A measure of Wayne Bennett as a man, and in some way an explanation of the ethos he installed in the Broncos organisation, comes from a tale that did not fill the newspapers and did not occur in front of television cameras. Many winters ago, a young prospect ran the fields of the Central West with talk of a first grade career following his every move. A tall and lanky centre with speed to burn and tremendous strength, the future looked bright for Ian Maher. Clubs came knocking and many a respected scout saw him as a top prospect. Many scouts rated him an equal or better player than Garrett Crossman, who has since forged a decent first grade career. The future, however, did not involve rugby league for Maher, who was diagnosed with cancer. While stuck in a Brisbane hospital, sick from treatment and disease, Bennett paid Maher a visit. The purpose was not recruitment but encouragement. Word had gone down the wire to Bennett that a young rugby league fan was sick and Bennett thought it may lift his spirits to pay him a visit. Bennett talked about life and challenges and will and invited Maher to training when he was well enough. On the mend, Maher went to training and again he and Bennett spoke privately. It was the behaviour of a man who had his priorities right. Rugby league is a game. Life is life.

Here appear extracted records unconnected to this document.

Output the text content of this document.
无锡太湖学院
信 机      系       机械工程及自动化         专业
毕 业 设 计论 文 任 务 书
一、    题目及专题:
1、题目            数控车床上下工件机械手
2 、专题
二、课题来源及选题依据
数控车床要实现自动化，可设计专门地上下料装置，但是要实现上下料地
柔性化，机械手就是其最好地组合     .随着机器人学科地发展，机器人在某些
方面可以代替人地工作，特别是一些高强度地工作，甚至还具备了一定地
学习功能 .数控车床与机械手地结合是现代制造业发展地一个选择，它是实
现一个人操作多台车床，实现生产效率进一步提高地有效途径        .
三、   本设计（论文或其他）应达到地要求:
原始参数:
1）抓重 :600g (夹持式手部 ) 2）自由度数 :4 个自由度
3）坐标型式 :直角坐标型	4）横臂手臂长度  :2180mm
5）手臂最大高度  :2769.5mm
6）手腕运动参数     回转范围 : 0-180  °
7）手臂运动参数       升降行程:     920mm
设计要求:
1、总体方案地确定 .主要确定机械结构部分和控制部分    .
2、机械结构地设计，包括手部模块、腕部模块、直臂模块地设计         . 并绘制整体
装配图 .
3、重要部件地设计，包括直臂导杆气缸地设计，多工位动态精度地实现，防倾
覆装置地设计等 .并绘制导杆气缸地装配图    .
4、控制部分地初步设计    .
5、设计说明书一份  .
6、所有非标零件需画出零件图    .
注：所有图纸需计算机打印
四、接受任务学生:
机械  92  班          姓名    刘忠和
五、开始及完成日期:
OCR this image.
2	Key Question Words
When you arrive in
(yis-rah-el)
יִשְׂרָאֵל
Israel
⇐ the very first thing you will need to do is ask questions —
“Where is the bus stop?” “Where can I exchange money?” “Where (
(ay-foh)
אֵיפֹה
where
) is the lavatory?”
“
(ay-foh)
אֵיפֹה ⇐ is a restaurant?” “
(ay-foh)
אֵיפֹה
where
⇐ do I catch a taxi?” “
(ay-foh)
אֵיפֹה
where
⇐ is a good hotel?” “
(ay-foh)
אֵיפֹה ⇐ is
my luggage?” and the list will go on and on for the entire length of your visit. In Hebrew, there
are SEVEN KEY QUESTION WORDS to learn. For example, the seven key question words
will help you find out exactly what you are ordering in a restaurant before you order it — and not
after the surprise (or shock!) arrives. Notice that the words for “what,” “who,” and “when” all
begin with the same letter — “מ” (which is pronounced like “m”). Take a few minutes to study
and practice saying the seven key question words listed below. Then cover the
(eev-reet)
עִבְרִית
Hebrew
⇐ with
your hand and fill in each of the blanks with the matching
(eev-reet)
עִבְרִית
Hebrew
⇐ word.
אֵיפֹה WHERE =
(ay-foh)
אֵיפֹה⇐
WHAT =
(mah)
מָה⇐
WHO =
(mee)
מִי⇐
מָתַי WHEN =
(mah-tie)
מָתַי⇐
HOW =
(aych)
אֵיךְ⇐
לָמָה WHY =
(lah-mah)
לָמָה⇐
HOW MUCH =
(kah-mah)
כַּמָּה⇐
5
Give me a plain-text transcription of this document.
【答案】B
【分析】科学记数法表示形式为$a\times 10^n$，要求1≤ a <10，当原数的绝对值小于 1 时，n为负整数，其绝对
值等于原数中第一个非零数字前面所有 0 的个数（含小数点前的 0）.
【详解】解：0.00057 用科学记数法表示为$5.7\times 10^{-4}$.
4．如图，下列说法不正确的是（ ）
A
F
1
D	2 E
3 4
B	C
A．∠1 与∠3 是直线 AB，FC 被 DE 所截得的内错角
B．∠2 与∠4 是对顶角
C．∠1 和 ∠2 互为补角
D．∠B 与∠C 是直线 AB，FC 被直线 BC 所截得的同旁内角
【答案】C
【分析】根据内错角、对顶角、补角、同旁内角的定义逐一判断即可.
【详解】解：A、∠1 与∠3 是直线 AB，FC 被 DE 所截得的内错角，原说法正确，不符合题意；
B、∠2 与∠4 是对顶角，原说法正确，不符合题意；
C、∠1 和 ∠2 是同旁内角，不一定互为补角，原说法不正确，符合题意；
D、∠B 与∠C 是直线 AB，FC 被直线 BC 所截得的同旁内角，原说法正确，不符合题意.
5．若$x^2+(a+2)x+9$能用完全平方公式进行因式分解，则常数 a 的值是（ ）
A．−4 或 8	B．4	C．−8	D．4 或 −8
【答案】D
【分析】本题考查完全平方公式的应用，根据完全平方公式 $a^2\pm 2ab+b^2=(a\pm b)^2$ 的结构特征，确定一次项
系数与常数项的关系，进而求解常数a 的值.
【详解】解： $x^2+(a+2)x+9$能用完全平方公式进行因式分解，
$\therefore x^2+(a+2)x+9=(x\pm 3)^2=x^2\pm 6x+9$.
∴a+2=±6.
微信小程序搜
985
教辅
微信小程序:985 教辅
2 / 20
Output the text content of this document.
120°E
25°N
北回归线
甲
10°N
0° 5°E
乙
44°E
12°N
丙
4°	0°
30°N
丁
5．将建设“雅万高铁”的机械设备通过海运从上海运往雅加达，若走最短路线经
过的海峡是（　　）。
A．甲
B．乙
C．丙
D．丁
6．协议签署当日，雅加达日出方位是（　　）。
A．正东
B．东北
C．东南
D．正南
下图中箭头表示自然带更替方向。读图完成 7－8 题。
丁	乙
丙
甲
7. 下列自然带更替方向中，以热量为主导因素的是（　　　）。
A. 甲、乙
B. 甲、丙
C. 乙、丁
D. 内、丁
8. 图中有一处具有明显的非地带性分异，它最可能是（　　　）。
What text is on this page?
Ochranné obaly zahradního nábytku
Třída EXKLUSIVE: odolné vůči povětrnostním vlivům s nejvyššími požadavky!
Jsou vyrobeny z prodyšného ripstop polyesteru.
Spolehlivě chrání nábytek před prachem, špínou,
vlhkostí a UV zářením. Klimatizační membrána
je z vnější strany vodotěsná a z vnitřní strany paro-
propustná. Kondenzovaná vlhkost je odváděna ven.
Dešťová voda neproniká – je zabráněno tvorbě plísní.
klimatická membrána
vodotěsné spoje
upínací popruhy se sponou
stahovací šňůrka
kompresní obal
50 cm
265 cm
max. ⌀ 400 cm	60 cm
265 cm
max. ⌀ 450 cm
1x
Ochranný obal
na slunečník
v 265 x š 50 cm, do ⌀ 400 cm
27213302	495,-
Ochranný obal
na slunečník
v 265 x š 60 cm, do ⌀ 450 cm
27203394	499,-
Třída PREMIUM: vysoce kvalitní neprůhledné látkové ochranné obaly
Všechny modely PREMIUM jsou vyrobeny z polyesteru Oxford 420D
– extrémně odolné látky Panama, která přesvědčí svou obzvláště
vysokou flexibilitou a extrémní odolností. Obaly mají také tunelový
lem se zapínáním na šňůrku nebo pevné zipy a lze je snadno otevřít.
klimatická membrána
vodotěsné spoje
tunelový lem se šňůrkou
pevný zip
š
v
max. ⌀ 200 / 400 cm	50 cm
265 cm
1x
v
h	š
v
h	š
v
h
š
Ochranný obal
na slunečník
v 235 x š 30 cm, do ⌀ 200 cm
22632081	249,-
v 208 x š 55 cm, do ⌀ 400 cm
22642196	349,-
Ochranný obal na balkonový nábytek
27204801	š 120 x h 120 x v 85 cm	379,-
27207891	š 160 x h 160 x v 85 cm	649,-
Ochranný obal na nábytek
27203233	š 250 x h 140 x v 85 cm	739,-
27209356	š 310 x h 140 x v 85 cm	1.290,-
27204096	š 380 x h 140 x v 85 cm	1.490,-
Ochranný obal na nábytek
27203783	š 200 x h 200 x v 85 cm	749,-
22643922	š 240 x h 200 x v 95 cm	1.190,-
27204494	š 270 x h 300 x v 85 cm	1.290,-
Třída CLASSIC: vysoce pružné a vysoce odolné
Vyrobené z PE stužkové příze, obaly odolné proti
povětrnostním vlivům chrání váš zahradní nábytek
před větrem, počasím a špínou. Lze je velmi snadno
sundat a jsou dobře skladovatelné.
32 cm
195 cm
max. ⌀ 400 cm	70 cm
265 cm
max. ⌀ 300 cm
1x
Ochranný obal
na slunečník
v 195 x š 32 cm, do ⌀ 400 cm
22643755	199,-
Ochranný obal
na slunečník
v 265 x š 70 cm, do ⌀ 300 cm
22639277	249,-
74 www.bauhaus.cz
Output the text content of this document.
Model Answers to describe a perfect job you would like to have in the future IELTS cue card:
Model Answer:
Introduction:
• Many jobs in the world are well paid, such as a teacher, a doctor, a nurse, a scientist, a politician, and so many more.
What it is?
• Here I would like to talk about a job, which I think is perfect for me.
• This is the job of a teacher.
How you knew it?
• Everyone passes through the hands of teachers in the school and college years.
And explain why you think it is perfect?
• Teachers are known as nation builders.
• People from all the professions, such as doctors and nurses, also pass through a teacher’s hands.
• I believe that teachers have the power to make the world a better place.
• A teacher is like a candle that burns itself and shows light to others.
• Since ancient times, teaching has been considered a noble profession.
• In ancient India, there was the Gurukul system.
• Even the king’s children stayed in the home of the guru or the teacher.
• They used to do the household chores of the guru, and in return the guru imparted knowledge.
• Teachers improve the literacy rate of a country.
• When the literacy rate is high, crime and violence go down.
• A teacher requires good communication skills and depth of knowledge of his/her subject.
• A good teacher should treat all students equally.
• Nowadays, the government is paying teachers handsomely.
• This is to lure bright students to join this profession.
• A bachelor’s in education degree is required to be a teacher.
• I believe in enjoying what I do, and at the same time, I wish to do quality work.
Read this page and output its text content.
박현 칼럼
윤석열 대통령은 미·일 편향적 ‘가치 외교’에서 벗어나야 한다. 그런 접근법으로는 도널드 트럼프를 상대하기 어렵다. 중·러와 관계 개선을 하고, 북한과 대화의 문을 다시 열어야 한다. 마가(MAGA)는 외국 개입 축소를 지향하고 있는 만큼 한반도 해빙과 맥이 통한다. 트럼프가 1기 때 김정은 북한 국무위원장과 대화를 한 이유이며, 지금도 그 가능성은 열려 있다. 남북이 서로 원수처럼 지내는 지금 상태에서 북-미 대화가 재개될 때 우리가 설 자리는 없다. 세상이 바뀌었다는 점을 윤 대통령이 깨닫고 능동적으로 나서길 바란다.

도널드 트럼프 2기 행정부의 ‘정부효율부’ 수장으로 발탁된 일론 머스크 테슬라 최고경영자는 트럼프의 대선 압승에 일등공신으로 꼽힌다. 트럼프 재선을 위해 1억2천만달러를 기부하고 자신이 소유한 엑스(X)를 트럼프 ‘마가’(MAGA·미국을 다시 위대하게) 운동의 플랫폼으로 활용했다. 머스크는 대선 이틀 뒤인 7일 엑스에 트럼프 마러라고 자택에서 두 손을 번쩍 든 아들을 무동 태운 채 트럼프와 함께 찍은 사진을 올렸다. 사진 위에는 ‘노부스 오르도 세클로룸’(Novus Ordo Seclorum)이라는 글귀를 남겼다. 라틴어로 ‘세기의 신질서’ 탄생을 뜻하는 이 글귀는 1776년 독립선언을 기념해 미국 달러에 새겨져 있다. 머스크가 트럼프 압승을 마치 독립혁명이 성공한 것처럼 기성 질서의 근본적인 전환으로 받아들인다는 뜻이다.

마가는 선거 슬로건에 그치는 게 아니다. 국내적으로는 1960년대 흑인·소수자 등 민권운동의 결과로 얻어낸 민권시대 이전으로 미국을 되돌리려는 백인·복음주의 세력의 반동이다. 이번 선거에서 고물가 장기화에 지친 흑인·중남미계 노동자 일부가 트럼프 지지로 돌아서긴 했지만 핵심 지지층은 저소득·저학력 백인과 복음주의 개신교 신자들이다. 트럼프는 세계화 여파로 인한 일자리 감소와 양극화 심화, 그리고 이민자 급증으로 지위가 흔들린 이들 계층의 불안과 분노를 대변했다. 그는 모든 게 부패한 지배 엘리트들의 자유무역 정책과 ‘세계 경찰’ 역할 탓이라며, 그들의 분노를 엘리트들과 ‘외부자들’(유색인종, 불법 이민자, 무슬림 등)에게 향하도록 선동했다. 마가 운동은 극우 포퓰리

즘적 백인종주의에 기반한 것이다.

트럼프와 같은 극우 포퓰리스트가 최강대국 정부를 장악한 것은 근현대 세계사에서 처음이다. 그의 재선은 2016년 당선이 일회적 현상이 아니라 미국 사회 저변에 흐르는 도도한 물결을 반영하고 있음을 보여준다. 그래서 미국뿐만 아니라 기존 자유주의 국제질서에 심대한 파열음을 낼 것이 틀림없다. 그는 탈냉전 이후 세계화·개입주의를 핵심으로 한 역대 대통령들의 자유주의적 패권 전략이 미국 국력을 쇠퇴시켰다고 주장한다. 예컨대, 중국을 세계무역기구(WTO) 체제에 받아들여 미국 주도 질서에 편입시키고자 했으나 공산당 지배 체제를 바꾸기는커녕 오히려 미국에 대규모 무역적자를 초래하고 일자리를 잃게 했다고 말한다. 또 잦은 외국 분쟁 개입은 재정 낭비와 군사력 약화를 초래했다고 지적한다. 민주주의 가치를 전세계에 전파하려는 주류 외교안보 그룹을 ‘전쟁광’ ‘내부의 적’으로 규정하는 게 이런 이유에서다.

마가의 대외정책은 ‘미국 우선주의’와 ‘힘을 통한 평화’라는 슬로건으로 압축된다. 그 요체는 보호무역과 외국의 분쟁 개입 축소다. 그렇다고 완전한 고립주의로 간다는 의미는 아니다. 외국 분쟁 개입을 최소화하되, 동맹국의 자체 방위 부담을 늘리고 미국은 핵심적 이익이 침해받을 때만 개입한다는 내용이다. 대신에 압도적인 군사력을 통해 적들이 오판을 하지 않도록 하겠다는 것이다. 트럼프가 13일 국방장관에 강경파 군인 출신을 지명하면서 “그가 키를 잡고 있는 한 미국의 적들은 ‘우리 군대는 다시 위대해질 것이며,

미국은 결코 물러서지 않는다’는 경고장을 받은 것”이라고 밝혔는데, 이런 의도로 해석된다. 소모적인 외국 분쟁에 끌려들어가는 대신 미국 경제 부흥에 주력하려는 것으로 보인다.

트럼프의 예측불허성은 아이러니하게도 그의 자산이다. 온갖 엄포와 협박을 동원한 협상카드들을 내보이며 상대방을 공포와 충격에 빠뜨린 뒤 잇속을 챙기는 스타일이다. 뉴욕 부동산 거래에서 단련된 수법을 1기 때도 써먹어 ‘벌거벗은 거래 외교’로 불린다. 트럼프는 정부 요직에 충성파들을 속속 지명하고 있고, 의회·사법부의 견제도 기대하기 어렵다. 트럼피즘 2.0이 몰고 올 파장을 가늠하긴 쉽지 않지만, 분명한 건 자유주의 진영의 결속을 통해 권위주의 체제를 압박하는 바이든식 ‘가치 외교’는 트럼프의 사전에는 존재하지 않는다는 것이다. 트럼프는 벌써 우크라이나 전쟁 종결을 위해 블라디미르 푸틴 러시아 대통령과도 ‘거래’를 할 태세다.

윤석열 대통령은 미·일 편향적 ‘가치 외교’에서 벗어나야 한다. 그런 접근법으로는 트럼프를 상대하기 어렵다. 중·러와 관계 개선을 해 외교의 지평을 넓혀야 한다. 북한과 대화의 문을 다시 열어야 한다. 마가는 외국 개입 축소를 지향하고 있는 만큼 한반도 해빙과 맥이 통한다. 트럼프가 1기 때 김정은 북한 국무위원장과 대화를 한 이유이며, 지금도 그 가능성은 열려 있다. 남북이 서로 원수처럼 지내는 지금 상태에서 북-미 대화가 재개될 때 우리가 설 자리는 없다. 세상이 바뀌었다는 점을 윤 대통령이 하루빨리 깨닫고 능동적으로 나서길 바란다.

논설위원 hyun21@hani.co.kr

His time in Brisbane, however, is drawing to a close, the dark days of death set to fill 2008. We have one less scarf to keep us warm today, one less lighthouse to guide the way.  

Many rugby league circles, full of colourful identities and itinerant gamblers and high ranking officials and grizzled former backrowers, have Bennett moving to Belmore. There would be nobody involved in rugby league, with the one exception of Chris Anderson, your well-informed writer would prefer lead Canterbury-Bankstown. Current Chief Executive Malcolm Noad has reportedly told club insiders that Bennett will not be appointed on his watch but that should not prove too much of a hindrance as Noad has less than a fortnight left in charge. The current board will be overthrown in a week by a ticket led by club legends Graeme Hughes, Andrew Farrar and Barry Ward and Noad will be shown the door not long after. Noad’s failure to recognise his own failings as well as the talents of Bennett has left me with no option but to offer a full Making The Nut endorsement of the new ticket. Noad and I have a somewhat cordial relationship but that will end now. The hour has come and so has the time for winning.

While there is little doubt that Bennett would have a profoundly beneficial influence on the Bulldogs, your historical writer cannot help but get moist-eyed at the prospect of Bennett no longer being a Bronco. A grand era has ended and The Great Record will remember it with fondness. And now we forge on, with a little less certainty and a little less of yesterday.